Existen múltiples vídeos tutoriales sobre la técnica.




Sobre el tiempo de duración de los ciclos de tratamiento con TVH, no suelen sobrepasar las dos semanas, dejando los vendajes aplicados sobre la piel por 8-24 horas al día.

En algunos centros (sobre todo en el norte de Europa) esta técnica suele realizarse bajo ingreso hospitalario del paciente, si bien por lo general en nuestro medio suele recomendarse para su uso domiciliario. En cualquier caso, el uso de esta técnica debe ser siempre indicada por un médico, quien le explicará la forma concreta en que deberá realizarla, y que deberá supervisar la evolución del proceso.

De forma teórica, su efectividad parece relacionada con lograr una mejor penetración del corticoide, logrando además una menor pérdida transepidérmica de agua y actuando como barrera física que impide el rascado.

Varios estudios han mostrado resultados prometedores del uso de TVH en el manejo de la Dermatitis Atópica, con altas tasas de efectividad (con mejores resultados a los obtenidos aplicando el corticoide tópico de la manera convencional) y buen perfil de seguridad. La mayoría de estudios en que se evaluó la técnica fueron desarrollados sobre niños con dermatitis atópica, aunque también hay estudios centrados en adultos.

Además la TVH también se ha aplicado en el tratamiento de otros trastornos cutáneos, incluyendo dermatitis inespecíficas, eccemas numulares, eccema crónico de manos, eritrodermias, psoriasis, prurito, linfomas cutáneos-síndrome de Sezary, dermatomiositis, prúrigo nodular, pitiriasis rubra pilar y un amplio abanico de enfermedades ampollosas autoinmunes.

En cualquier caso, el número de pacientes tratados en estos estudios fue bajo, y aunque parece un método seguro de tratamiento, debemos tener en cuenta que entre sus potenciales efectos secundarios se encuentran aquellos derivados de la posible absorción sistémica (más allá de la piel) de los corticoides (incluso originando supresión del eje hipotálamo-hipofisario), que parece directamente relacionada con la cantidad total de corticoides usada y su concentración (siendo mucho más improbable ante corticoides muy diluidos). También se ha descrito un discreto aumento de las infecciones cutáneas bacterianas en los pacientes tratados (favorecidas por el propio corticoide y la oclusión de la piel), y puede existir una cierta incomodidad asociada al tratamiento, además de ser una técnica que requiere cierto tiempo para ser aplicada.

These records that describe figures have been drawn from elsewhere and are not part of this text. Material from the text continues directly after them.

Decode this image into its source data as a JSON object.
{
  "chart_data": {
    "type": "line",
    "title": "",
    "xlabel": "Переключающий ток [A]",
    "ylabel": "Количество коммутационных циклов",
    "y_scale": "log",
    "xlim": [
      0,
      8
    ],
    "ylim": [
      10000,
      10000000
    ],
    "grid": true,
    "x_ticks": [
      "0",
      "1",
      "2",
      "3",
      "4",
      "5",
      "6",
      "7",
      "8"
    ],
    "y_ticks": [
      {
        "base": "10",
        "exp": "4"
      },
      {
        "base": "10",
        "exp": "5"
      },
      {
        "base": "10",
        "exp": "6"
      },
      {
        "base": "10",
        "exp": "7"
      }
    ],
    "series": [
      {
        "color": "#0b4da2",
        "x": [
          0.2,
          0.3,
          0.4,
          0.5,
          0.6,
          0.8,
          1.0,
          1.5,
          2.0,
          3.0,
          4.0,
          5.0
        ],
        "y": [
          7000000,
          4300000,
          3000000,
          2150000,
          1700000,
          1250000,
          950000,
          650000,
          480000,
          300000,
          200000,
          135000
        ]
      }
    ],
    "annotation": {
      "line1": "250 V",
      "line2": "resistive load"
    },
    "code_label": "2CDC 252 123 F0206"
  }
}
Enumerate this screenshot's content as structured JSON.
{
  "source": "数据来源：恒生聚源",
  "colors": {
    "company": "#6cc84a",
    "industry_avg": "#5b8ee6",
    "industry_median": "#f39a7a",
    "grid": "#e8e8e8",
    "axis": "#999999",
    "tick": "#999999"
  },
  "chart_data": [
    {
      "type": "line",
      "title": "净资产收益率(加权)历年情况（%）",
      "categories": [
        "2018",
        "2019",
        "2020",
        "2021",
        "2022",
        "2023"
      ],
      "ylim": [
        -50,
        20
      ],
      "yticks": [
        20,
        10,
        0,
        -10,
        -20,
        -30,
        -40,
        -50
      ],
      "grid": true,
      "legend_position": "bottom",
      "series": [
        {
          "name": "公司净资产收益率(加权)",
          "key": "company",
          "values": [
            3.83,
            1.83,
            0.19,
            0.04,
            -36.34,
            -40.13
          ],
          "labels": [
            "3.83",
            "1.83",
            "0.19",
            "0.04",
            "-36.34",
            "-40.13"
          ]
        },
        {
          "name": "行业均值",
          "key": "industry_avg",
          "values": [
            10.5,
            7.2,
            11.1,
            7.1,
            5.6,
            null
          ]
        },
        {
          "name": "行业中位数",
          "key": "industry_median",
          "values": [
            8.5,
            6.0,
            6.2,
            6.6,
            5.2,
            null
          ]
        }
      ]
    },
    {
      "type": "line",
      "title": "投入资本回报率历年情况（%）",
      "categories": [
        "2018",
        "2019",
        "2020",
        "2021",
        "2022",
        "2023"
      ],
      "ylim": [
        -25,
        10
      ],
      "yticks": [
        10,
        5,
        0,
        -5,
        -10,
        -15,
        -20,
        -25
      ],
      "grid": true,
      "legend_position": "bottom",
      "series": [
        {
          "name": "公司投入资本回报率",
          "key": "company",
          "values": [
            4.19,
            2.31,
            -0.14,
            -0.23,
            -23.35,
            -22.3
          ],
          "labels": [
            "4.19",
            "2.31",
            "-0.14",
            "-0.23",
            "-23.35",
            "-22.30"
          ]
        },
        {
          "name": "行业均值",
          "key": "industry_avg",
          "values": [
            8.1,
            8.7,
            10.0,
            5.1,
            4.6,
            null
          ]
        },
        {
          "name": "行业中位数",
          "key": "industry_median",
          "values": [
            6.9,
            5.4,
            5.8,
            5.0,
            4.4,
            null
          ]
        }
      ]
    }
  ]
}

En 2017 se publicó por parte de investigadores españoles una revisión sistemática de lo publicado acerca de la TVH en dermatitis atópica, y con esta se concluyó que existía una pobre calidad de la evidencia de estos estudios, por lo que se recomendó la realización de nuevos ensayos clínicos con mayor calidad metodológica (más pacientes, comparación con otras alternativas de tratamiento aparte de corticoides tópicos, más búsqueda activa de posibles efectos adversos asociados, más tiempo de seguimiento…) con los cuales poder obtener conclusiones aún más fiables.

Más información:
-González-López G, Ceballos-Rodríguez RM, González-López JJ, Feito Rodríguez M, Herranz-Pinto P. Efficacy and safety of wet wrap therapy for patients with atopic dermatitis: a systematic review and meta-analysis. Br J Dermatol. 2017;177:688-695.

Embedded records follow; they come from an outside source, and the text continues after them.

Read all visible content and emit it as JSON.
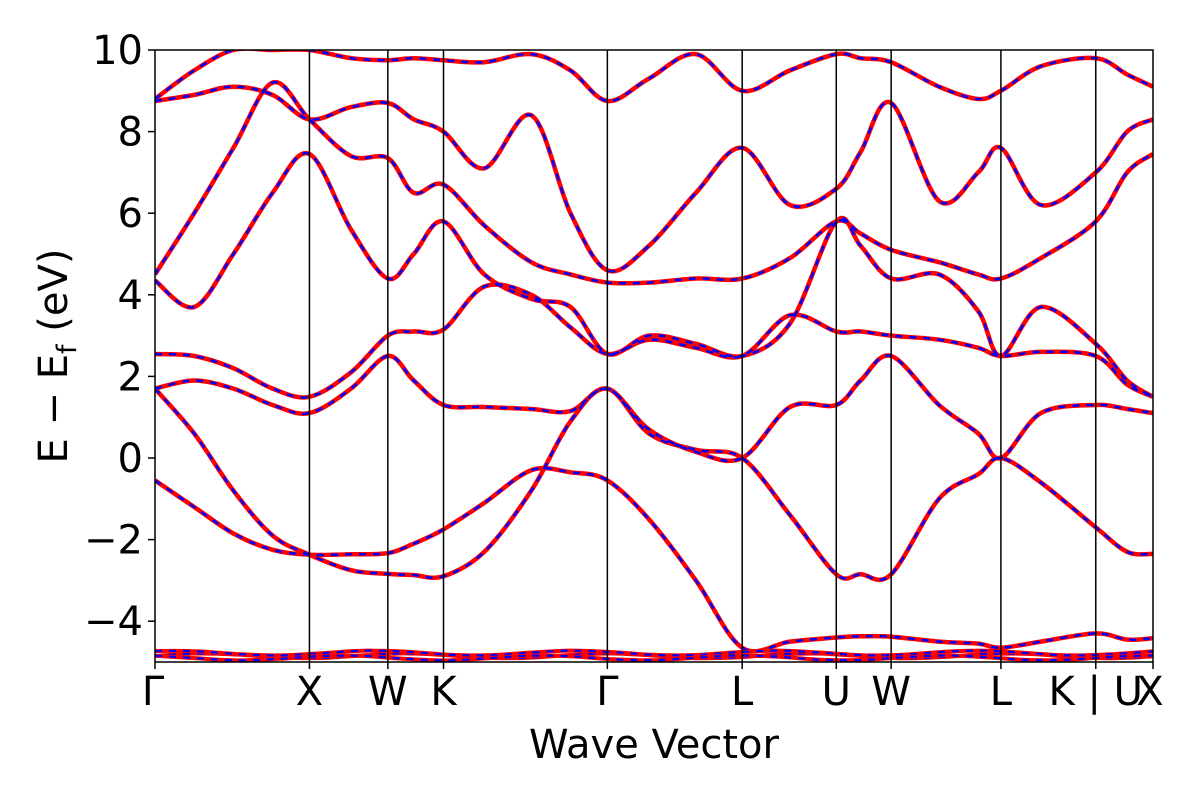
{
  "chart_data": {
    "type": "line",
    "title": "",
    "xlabel": "Wave Vector",
    "ylabel_parts": {
      "main": "E − E",
      "sub": "f",
      "unit": " (eV)"
    },
    "ylim": [
      -5,
      10
    ],
    "yticks": [
      -4,
      -2,
      0,
      2,
      4,
      6,
      8,
      10
    ],
    "ytick_labels": [
      "−4",
      "−2",
      "0",
      "2",
      "4",
      "6",
      "8",
      "10"
    ],
    "xlim": [
      0,
      12.73
    ],
    "high_symmetry_points": [
      {
        "label": "Γ",
        "x": 0
      },
      {
        "label": "X",
        "x": 1.97
      },
      {
        "label": "W",
        "x": 2.97
      },
      {
        "label": "K",
        "x": 3.68
      },
      {
        "label": "Γ",
        "x": 5.77
      },
      {
        "label": "L",
        "x": 7.49
      },
      {
        "label": "U",
        "x": 8.69
      },
      {
        "label": "W",
        "x": 9.39
      },
      {
        "label": "L",
        "x": 10.79
      },
      {
        "label": "K | U",
        "x": 12.0
      },
      {
        "label": "X",
        "x": 12.73
      }
    ],
    "legend": "none",
    "grid": false,
    "series": [
      {
        "color": "#ff0000",
        "dash": "solid",
        "bands": [
          {
            "x": [
              0,
              0.5,
              1,
              1.5,
              1.97,
              2.5,
              2.97,
              3.3,
              3.68,
              4.2,
              4.8,
              5.3,
              5.77,
              6.3,
              6.9,
              7.49,
              8.1,
              8.69,
              9.0,
              9.39,
              10.0,
              10.5,
              10.79,
              11.3,
              12.0,
              12.4,
              12.73
            ],
            "y": [
              -0.55,
              -1.2,
              -1.85,
              -2.25,
              -2.37,
              -2.36,
              -2.33,
              -2.1,
              -1.75,
              -1.1,
              -0.3,
              -0.35,
              -0.55,
              -1.5,
              -3.0,
              -4.65,
              -4.5,
              -4.4,
              -4.37,
              -4.38,
              -4.5,
              -4.55,
              -4.65,
              -4.5,
              -4.3,
              -4.45,
              -4.42
            ]
          },
          {
            "x": [
              0,
              0.5,
              1,
              1.5,
              1.97,
              2.5,
              2.97,
              3.3,
              3.68,
              4.2,
              4.8,
              5.3,
              5.77,
              6.3,
              6.9,
              7.49,
              8.1,
              8.69,
              9.0,
              9.39,
              10.0,
              10.5,
              10.79,
              11.3,
              12.0,
              12.4,
              12.73
            ],
            "y": [
              1.7,
              0.6,
              -0.8,
              -1.9,
              -2.37,
              -2.75,
              -2.84,
              -2.87,
              -2.9,
              -2.3,
              -0.8,
              0.9,
              1.7,
              0.6,
              0.2,
              0.0,
              -1.4,
              -2.85,
              -2.85,
              -2.85,
              -1.0,
              -0.4,
              0.0,
              -0.6,
              -1.7,
              -2.3,
              -2.35
            ]
          },
          {
            "x": [
              0,
              0.5,
              1,
              1.5,
              1.97,
              2.5,
              2.97,
              3.3,
              3.68,
              4.2,
              4.8,
              5.3,
              5.77,
              6.3,
              6.9,
              7.49,
              8.1,
              8.69,
              9.0,
              9.39,
              10.0,
              10.5,
              10.79,
              11.3,
              12.0,
              12.4,
              12.73
            ],
            "y": [
              1.7,
              1.9,
              1.7,
              1.3,
              1.1,
              1.7,
              2.5,
              1.9,
              1.3,
              1.25,
              1.2,
              1.15,
              1.7,
              0.7,
              0.15,
              0.0,
              1.25,
              1.3,
              1.9,
              2.5,
              1.3,
              0.6,
              0.0,
              1.1,
              1.3,
              1.2,
              1.1
            ]
          },
          {
            "x": [
              0,
              0.5,
              1,
              1.5,
              1.97,
              2.5,
              2.97,
              3.3,
              3.68,
              4.2,
              4.8,
              5.3,
              5.77,
              6.3,
              6.9,
              7.49,
              8.1,
              8.69,
              9.0,
              9.39,
              10.0,
              10.5,
              10.79,
              11.3,
              12.0,
              12.4,
              12.73
            ],
            "y": [
              2.55,
              2.5,
              2.2,
              1.7,
              1.5,
              2.1,
              3.0,
              3.1,
              3.15,
              4.2,
              4.0,
              3.2,
              2.55,
              2.9,
              2.7,
              2.5,
              3.5,
              3.1,
              3.1,
              3.0,
              2.9,
              2.7,
              2.5,
              2.6,
              2.5,
              1.8,
              1.5
            ]
          },
          {
            "x": [
              0,
              0.5,
              1,
              1.5,
              1.97,
              2.5,
              2.97,
              3.3,
              3.68,
              4.2,
              4.8,
              5.3,
              5.77,
              6.3,
              6.9,
              7.49,
              8.1,
              8.69,
              9.0,
              9.39,
              10.0,
              10.5,
              10.79,
              11.3,
              12.0,
              12.4,
              12.73
            ],
            "y": [
              4.35,
              3.7,
              5.0,
              6.5,
              7.45,
              5.6,
              4.4,
              5.0,
              5.8,
              4.5,
              3.9,
              3.7,
              2.55,
              3.0,
              2.8,
              2.5,
              3.3,
              5.8,
              5.2,
              4.4,
              4.5,
              3.6,
              2.5,
              3.7,
              2.8,
              1.9,
              1.5
            ]
          },
          {
            "x": [
              0,
              0.5,
              1,
              1.5,
              1.97,
              2.5,
              2.97,
              3.3,
              3.68,
              4.2,
              4.8,
              5.3,
              5.77,
              6.3,
              6.9,
              7.49,
              8.1,
              8.69,
              9.0,
              9.39,
              10.0,
              10.5,
              10.79,
              11.3,
              12.0,
              12.4,
              12.73
            ],
            "y": [
              4.5,
              6.0,
              7.6,
              9.2,
              8.3,
              7.4,
              7.35,
              6.5,
              6.7,
              5.7,
              4.8,
              4.5,
              4.3,
              4.3,
              4.4,
              4.4,
              4.9,
              5.8,
              5.5,
              5.1,
              4.8,
              4.5,
              4.4,
              4.9,
              5.8,
              7.0,
              7.45
            ]
          },
          {
            "x": [
              0,
              0.5,
              1,
              1.5,
              1.97,
              2.5,
              2.97,
              3.3,
              3.68,
              4.2,
              4.8,
              5.3,
              5.77,
              6.3,
              6.9,
              7.49,
              8.1,
              8.69,
              9.0,
              9.39,
              10.0,
              10.5,
              10.79,
              11.3,
              12.0,
              12.4,
              12.73
            ],
            "y": [
              8.75,
              8.9,
              9.1,
              8.9,
              8.3,
              8.6,
              8.7,
              8.3,
              8.0,
              7.1,
              8.4,
              6.0,
              4.6,
              5.2,
              6.5,
              7.6,
              6.2,
              6.6,
              7.5,
              8.7,
              6.3,
              7.0,
              7.6,
              6.2,
              7.0,
              8.0,
              8.3
            ]
          },
          {
            "x": [
              0,
              0.5,
              1,
              1.5,
              1.97,
              2.5,
              2.97,
              3.3,
              3.68,
              4.2,
              4.8,
              5.3,
              5.77,
              6.3,
              6.9,
              7.49,
              8.1,
              8.69,
              9.0,
              9.39,
              10.0,
              10.5,
              10.79,
              11.3,
              12.0,
              12.4,
              12.73
            ],
            "y": [
              8.8,
              9.5,
              10.0,
              10.0,
              10.0,
              9.8,
              9.75,
              9.8,
              9.75,
              9.7,
              9.9,
              9.5,
              8.75,
              9.3,
              9.9,
              9.0,
              9.5,
              9.9,
              9.8,
              9.7,
              9.1,
              8.8,
              9.0,
              9.6,
              9.8,
              9.4,
              9.1
            ]
          }
        ]
      },
      {
        "color": "#0000ff",
        "dash": "dashed",
        "bands": "same-as-red"
      }
    ]
  }
}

-Janmohamed SR, Oranje AP, Devillers AC, Rizopoulos D, van Praag MC, Van Gysel D, Goeteyn M, de Waard-van der Spek FB. The proactive wet-wrap method with diluted corticosteroids versus emollients in children with atopic dermatitis: a prospective, randomized, double-blind, placebo-controlled trial. J Am Acad Dermatol. 2014;70:1076-82.

-Andersen RM, Thyssen JP, Maibach HI. The role of wet wrap therapy in skin disorders – a literature review. Acta Derm Venereol. 2015;95:933-9.

-Xu W, Li Y, Chen Z, Liu T, Wang S, Li L. Wet-wrap therapy with halometasone cream for severe adult atopic dermatitis. Postgrad Med. 2018;130:470-476.

-Wollenberg A, et al. Consensus-based European guidelines for treatment of atopic eczema (atopic dermatitis) in adults and children. J Eur Acad Dermatol Venereol. 2018;32:657-82.